The most significant near-term development is the confirmation of Tesla's "Terafab" chip factory launch. CEO Elon Musk announced the facility will officially open on March 21, 2026, at the company's Austin Gigafactory. Musk identified chip production as the potential limiting factor for Tesla's growth within 3-4 years, driven by the scaling of its autonomous driving and Optimus humanoid robot ambitions.
Morgan Stanley analyst Andrew Percoco provided context, estimating that if Tesla hits its target of 100 million-plus Optimus robots per year, it would require over 200 million chips annually—more than 50 times Tesla's current demand. Percoco estimates the fab could cost $35-$40 billion, with chips not expected until 2028. He cited geopolitical supply chain risks as a key motivator for building domestic capacity.

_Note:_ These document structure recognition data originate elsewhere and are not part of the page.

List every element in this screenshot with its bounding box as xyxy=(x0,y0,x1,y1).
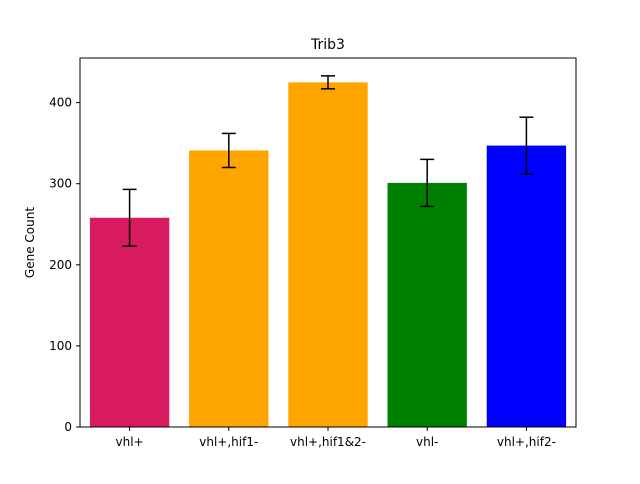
chart-title: Trib3 xyxy=(310,37,345,53)
x-tick-label-1: vhl+,hif1- xyxy=(199,435,258,449)
x-tick-label-2: vhl+,hif1&2- xyxy=(290,435,366,449)
y-tick-label-3: 300 xyxy=(49,177,72,191)
bars-group xyxy=(89,82,567,428)
bar-2 xyxy=(288,82,368,427)
error-bars-group xyxy=(122,75,534,247)
x-tick-label-4: vhl+,hif2- xyxy=(497,435,556,449)
y-tick-label-1: 100 xyxy=(49,339,72,353)
x-tick-label-0: vhl+ xyxy=(116,435,144,449)
x-axis: vhl+ vhl+,hif1- vhl+,hif1&2- vhl-vhl+,hif2- xyxy=(116,427,556,449)
y-axis: 0 100 200 300 400 xyxy=(49,96,80,434)
y-tick-label-0: 0 xyxy=(64,420,72,434)
y-tick-label-2: 200 xyxy=(49,258,72,272)
bar-4 xyxy=(486,145,567,428)
y-axis-label: Gene Count xyxy=(23,207,37,278)
bar-0 xyxy=(89,217,170,427)
bar-3 xyxy=(387,182,467,427)
bar-1 xyxy=(189,150,269,427)
y-tick-label-4: 400 xyxy=(49,96,72,110)
x-tick-label-3: vhl- xyxy=(416,435,438,449)
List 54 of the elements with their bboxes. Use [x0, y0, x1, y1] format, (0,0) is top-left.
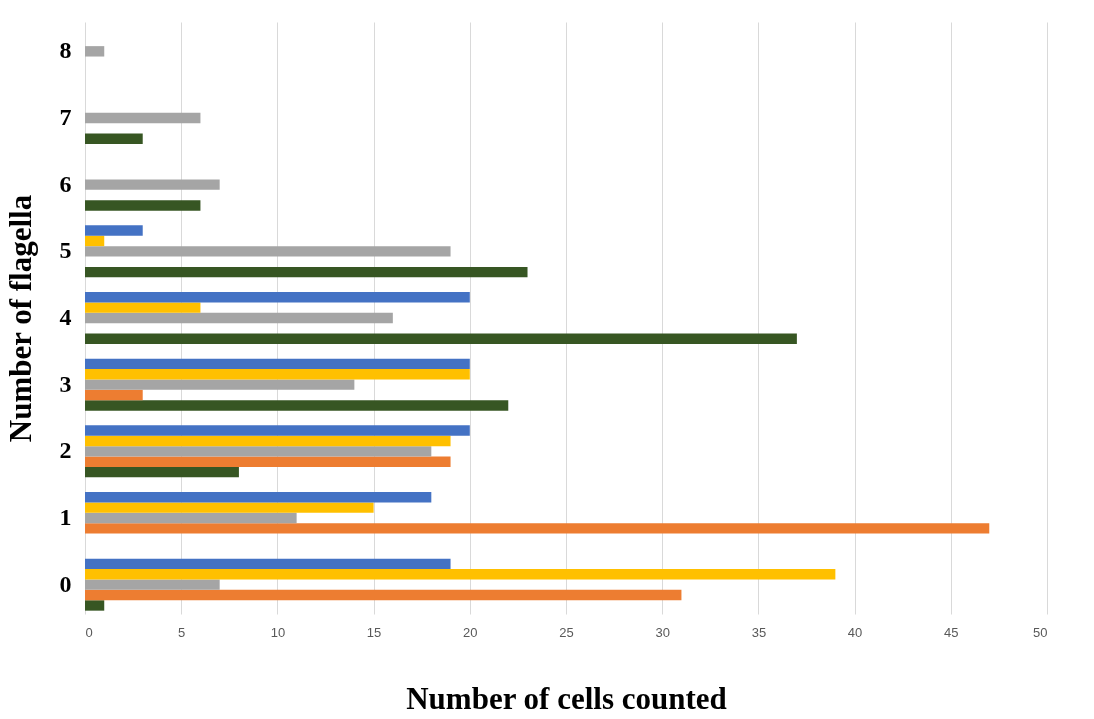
bar	[85, 333, 797, 344]
bar	[85, 112, 201, 124]
x-tick-label: 25	[559, 624, 574, 640]
y-tick-label: 3	[59, 370, 72, 397]
bar	[85, 200, 201, 211]
x-tick-label: 15	[366, 624, 382, 640]
bar	[85, 302, 201, 313]
bar	[85, 569, 836, 580]
x-tick-label: 10	[270, 624, 286, 640]
bar	[85, 358, 470, 370]
bar	[85, 369, 470, 380]
bar	[85, 425, 470, 436]
bar	[85, 502, 374, 513]
x-axis-title: Number of cells counted	[406, 680, 727, 716]
x-tick-label: 50	[1033, 624, 1048, 640]
x-tick-label: 5	[178, 624, 186, 640]
x-tick-label: 0	[85, 624, 93, 640]
bar	[85, 400, 509, 411]
bar	[85, 225, 143, 236]
bar	[85, 389, 143, 401]
y-axis-title: Number of flagella	[2, 194, 38, 443]
x-tick-label: 45	[944, 624, 959, 640]
x-tick-label: 30	[655, 624, 670, 640]
bar	[85, 512, 297, 524]
bar	[85, 379, 355, 390]
y-tick-label: 5	[59, 237, 72, 264]
bar	[85, 492, 432, 503]
bar	[85, 466, 239, 478]
bar	[85, 579, 220, 590]
bar	[85, 456, 451, 467]
bar	[85, 246, 451, 257]
bar	[85, 235, 105, 247]
y-tick-label: 4	[59, 304, 72, 330]
bar	[85, 312, 393, 324]
x-tick-label: 20	[463, 624, 478, 640]
bar	[85, 600, 105, 611]
y-tick-label: 0	[59, 570, 72, 597]
y-tick-label: 1	[59, 504, 72, 530]
bar	[85, 446, 432, 457]
bar	[85, 523, 990, 534]
y-tick-label: 6	[59, 170, 72, 197]
x-tick-label: 35	[751, 624, 767, 640]
x-tick-label: 40	[847, 624, 863, 640]
bar	[85, 558, 451, 570]
y-tick-label: 7	[59, 104, 72, 130]
bar	[85, 292, 470, 303]
bar	[85, 589, 682, 601]
bar	[85, 46, 105, 57]
y-tick-label: 8	[59, 37, 72, 64]
y-tick-label: 2	[59, 437, 72, 464]
bar	[85, 179, 220, 190]
bar	[85, 435, 451, 447]
bar	[85, 133, 143, 144]
bar	[85, 266, 528, 278]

Meanwhile, Tesla continues to expand its robotaxi service, currently active in San Francisco and Austin, with plans to launch in Dallas, Houston, Phoenix, Miami, Orlando, Tampa, and Las Vegas in the first half of 2026. However, competition is intensifying, with Nvidia's DRIVE platform being adopted by automakers like BYD, Hyundai, and Nissan, and Uber planning to deploy Nvidia-enabled robotaxis across 28 markets by 2028.